Concomitance des lignées A et B

La seconde étude est fondée sur l'analyse du génome du virus ayant infecté ces tout premiers cas. Elle conclut que deux lignées du virus, A et B existaient avant février 2020, dès fin 2019. Et que ces deux lignées ont probablement résulté d'au moins deux événements séparés de transmission aux humains, tous deux au marché de Wuhan, (alors que de précédentes études suggéraient que la lignée B avait évolué à partir de la lignée A) avant d'être disséminés au-delà. En revanche, il est improbable que le virus ait largement circulé chez les humains avant novembre 2019, estiment les auteurs.

À l'avenir, les scientifiques soulignent qu'il est important de comprendre d'où venaient les animaux vendus sur le marché de Wuhan, afin de minimiser les risques futurs.

Si des zones d'ombre subsistent donc, les chercheurs ont souligné que les informations disponibles sur les débuts de cette pandémie étaient en réalité très détaillées.

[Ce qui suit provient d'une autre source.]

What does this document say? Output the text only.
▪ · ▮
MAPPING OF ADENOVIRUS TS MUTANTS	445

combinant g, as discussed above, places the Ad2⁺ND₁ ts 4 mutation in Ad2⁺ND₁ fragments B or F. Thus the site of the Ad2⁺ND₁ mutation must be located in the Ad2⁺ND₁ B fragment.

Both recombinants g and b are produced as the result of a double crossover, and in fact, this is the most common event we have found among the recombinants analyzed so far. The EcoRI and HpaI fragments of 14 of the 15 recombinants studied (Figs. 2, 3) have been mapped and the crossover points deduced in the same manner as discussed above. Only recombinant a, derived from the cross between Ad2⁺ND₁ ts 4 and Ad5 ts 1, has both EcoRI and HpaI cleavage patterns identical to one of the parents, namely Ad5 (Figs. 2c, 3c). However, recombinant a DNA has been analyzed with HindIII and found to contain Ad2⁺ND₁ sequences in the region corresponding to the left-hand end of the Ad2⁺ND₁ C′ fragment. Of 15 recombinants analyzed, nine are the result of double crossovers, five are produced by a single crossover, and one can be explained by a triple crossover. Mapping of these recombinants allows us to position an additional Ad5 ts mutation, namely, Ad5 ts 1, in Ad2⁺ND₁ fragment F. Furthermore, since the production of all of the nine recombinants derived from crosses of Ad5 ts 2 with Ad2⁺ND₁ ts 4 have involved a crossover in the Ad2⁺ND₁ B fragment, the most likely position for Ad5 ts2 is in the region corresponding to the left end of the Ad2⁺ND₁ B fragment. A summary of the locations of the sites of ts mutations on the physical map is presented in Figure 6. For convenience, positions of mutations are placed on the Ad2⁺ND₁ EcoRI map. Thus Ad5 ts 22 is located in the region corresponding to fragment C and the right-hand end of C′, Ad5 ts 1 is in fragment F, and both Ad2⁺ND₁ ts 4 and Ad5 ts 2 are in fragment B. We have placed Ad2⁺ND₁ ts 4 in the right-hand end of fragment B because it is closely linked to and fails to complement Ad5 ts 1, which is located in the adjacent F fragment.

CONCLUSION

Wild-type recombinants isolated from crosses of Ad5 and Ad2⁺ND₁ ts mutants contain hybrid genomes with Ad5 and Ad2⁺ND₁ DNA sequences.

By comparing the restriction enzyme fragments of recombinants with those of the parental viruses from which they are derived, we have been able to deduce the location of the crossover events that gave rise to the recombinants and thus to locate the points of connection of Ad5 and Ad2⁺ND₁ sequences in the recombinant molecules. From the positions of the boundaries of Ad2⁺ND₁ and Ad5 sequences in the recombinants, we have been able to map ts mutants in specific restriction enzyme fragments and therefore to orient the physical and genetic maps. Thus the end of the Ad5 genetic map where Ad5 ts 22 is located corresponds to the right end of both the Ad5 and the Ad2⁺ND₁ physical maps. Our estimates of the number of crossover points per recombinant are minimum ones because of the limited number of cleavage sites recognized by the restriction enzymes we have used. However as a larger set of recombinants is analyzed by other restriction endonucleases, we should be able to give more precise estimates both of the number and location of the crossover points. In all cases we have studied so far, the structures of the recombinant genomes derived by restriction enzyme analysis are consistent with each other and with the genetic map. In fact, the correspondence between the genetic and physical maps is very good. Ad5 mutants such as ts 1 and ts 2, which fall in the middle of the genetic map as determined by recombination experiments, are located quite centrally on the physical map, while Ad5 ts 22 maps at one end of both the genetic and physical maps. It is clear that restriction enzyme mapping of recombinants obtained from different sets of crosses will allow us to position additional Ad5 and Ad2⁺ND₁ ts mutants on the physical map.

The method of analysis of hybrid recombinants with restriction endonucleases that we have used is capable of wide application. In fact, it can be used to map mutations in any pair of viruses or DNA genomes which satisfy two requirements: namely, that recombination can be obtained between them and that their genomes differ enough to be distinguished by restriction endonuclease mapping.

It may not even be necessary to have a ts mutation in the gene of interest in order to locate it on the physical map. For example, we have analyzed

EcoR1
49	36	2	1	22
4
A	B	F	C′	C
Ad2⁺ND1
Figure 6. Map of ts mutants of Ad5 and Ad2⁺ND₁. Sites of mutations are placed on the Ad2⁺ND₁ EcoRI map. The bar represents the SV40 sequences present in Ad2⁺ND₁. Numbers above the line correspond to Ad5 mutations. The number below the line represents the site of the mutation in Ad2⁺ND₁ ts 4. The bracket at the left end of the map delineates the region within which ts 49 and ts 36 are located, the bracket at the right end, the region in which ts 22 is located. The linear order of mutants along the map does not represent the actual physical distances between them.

« Il y a ce sentiment général qu'il n'y a aucune information qui puisse nous dire quoi que ce soit sur l'origine de la pandémie de Covid-19, a commenté Kristian Andersen. C'est simplement faux. »

La responsable technique à l’Organisation mondiale de la santé (OMS) pour la gestion de l'épidémie de Covid-19, Maria Van Kerkhove, a salué la publication de ces études dans un tweet mardi.

« Il est essentiel que nous continuions à étudier les origines de la pandémie #COVID19 pour nous assurer que nous sommes mieux préparés à prévenir et à atténuer les futures épidémies et pandémies », a-t-elle déclaré.